After taking a month off to gain some weight, pick some fights and prepare to tear down the happy relationship they'd spent more than four years creating for "Blue Valentine," Gosling and Williams showed up for work at the Radisson in King of Prussia, Pa. They'd finished shooting their film couple's courtship, a loose, spontaneous experience full of song, dance and lovemaking, now all fully sanctioned by the MPAA.
But now it was time to shoot the uglier half of the film, which opened last week, the half in which the relationship is mired in tension and resentment. "Blue Valentine" director Derek Cianfrance had taken one of the Radisson's fantasy suites and heightened it to create the Future Room, the dark nightmare in chrome where the movie's weary lovers go to take one last stab at romance. Neither actor had seen the room before the cameras rolled, and they opened the door, soaking in a decorating scheme that Gosling likens to the "inside of a robot's vagina."
"We had a four-hour conversation about why we couldn't shoot in that room," Williams, 30, says.
"But we were just trying to stave off the inevitable," Gosling, 30, adds. "More than anything, we were afraid of what we had to do."
What they had to do was begin the disintegaration of the couple's marriage.
Together, Williams, sporting a short haircut she calls a "Ryan" in honor or her costar, and Gosling talk about what it took to create one of the year's most memorable couplings.
After being with this movie for so many years, what was it like on the first day of shooting?
Williams: It was this exhilarating combination of dread and anticipation.
Gosling: With so much buildup, you put a lot of pressure on yourself.
Williams: And I always wanted to make the movie because I loved the script so much. Then I show up for work and Derek says, "I wrote that script 12 years ago. It's dead to me. If you say the words, I'm going to be bored. You better surprise me." And I was floored. But that didn't bother you at all, right?
Gosling: I can't remember my lines. So when someone says they're throwing out the script, I'm loving life.
Williams: I was literally on the edge of my seat every day, wondering what was going to happen and if I was going to be quick enough.
Gosling: Really? You said that, but I never really believed it.
Williams: No. [Laughs self-consciously] That's true.
Gosling: Even after a couple of days when you realized that what you were doing was working?
Williams: No. I mean, it's exciting when you catch yourself in the moment and realize you're not thinking and words are coming out of your mouth and you've never done that before. And I feel like I grew so much. But it never stopped being terrifying.
Gosling: Remember that girl at the ice cream shop?
Williams: Wasn't she great?
Gosling: We had this night where we were supposed to do whatever we want. There's an ice cream parlor open late, so we go in and order ice cream and they're filming us. So imagine this: You're 16, working at an ice cream parlor …
Williams: In the middle of Pennsylvania …
Gosling: And two actors …
Williams: Both of whom you recognize …
Gosling: One of whom you recognize and the other you're not sure if it's Ryan Reynolds or not, walk in and order ice cream. And Michelle, in character, says, "I used to work here." And the girl doesn't miss a beat. She says, "Oh, really? Was this machine broken back then? Because I can never get this thing to work."

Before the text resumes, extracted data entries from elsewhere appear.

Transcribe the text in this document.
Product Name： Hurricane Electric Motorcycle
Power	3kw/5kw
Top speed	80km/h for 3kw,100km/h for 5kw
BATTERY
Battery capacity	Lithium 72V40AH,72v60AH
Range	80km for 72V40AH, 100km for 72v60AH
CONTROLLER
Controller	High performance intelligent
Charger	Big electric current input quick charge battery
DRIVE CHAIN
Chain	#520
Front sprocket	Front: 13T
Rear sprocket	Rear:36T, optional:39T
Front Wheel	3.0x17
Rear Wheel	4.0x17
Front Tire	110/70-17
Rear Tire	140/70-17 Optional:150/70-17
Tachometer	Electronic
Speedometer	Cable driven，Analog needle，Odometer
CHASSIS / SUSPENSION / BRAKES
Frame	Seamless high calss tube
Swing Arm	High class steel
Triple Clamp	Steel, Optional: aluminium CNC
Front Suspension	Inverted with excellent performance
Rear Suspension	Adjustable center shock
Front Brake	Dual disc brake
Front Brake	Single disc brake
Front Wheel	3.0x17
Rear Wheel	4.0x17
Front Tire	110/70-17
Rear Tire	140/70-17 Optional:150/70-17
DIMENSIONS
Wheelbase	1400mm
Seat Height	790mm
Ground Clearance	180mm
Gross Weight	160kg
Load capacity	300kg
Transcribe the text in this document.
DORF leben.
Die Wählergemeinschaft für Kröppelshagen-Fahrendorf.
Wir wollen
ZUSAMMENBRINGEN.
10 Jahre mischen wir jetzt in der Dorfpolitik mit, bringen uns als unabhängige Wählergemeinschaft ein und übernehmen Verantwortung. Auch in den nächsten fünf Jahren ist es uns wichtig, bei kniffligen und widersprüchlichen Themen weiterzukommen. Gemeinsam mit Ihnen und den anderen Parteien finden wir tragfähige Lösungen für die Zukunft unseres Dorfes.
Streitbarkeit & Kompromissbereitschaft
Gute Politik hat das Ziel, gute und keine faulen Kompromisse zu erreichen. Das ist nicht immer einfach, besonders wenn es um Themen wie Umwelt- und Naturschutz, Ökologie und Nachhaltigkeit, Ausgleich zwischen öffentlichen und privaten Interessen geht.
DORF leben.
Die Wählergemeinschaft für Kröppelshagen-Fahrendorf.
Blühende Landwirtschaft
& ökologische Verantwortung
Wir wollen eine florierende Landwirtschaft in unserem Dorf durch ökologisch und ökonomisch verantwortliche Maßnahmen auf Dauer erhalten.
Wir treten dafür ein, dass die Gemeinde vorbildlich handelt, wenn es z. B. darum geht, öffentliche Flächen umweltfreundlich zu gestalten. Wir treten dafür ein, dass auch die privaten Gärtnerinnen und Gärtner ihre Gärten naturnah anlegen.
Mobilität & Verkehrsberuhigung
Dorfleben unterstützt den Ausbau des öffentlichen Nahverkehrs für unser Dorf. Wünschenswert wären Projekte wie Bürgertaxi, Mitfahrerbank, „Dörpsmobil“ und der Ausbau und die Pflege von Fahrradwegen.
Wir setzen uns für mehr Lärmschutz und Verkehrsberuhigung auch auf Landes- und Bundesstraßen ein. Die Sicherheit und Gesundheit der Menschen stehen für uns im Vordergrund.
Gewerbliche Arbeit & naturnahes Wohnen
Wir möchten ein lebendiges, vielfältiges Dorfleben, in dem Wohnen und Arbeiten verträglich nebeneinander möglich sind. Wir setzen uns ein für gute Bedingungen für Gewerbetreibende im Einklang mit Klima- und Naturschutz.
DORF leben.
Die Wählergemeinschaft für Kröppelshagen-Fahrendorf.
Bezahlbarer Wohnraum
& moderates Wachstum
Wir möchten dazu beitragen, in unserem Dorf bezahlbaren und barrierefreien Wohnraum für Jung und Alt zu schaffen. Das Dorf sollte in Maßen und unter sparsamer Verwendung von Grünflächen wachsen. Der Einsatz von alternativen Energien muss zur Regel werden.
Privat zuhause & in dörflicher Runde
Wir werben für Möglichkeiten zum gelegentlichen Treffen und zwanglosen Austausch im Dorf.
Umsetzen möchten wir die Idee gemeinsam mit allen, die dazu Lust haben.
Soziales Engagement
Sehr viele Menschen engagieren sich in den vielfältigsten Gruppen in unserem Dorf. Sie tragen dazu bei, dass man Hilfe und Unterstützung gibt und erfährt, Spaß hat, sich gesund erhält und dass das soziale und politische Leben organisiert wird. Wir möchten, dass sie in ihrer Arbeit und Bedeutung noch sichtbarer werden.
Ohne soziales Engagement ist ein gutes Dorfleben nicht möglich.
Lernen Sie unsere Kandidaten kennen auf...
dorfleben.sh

Williams: I've been back to that ice cream parlor since.
How was the ice cream?
Williams: Good as when I worked there. [Laughs]
Have you found people taking sides with one character or the other after seeing the movie?
Williams: I get both. Do you?
Gosling: People are passionate about it either way. A lot of guys are like, "I can't believe she left you." Others tell me, "Your character was the worst. He never gave her a second to even breathe." What's great about the film is you see your own experience in it. And then you start to personalize it.
Williams: When I first agreed to do the film, I asked Derek, "How am I going to leave him? Because I'm going to have a whole army of women at my door." It's hard to have sympathy for the one who leaves.
Gosling: But they were stuck in this cycle. Something had to change.
Williams: Derek always told me that Cindy's the hero of the story because she's the one brave enough to make a change. Because I said to him, in my experience, by and large, women don't leave men who are essentially excellent fathers. So I didn't know how to make it real.
Gosling: But you did.
Williams: Basically, the crux of the movie is that when you're a teenager or a young adult, you say, "When I grow up, I'm not going to be anything like my parents. I'm going to get the hell out of here and I'm going to reinvent myself, and you won't be able to see their shadow anywhere inside of me."
And then you wake up in your relationship and you think, "I am my mom and I married my dad. How did that happen, when all I wanted to do was get away and be my own person? They're there. One's living inside of me and I'm sleeping with the other."
And Cindy realizes she's in the middle of playing this out. And she knows how the story's going to end. So if she doesn't make a change, she may as well go on autopilot for the rest of her life.
Gosling: And there's hope because there's a change. It's a happy ending in the sense that they were able to break out of the pattern. Only good can come from that.
Williams: The future's going to look better.
Gosling: It's going to look better than the future in that hotel room, I can tell you that.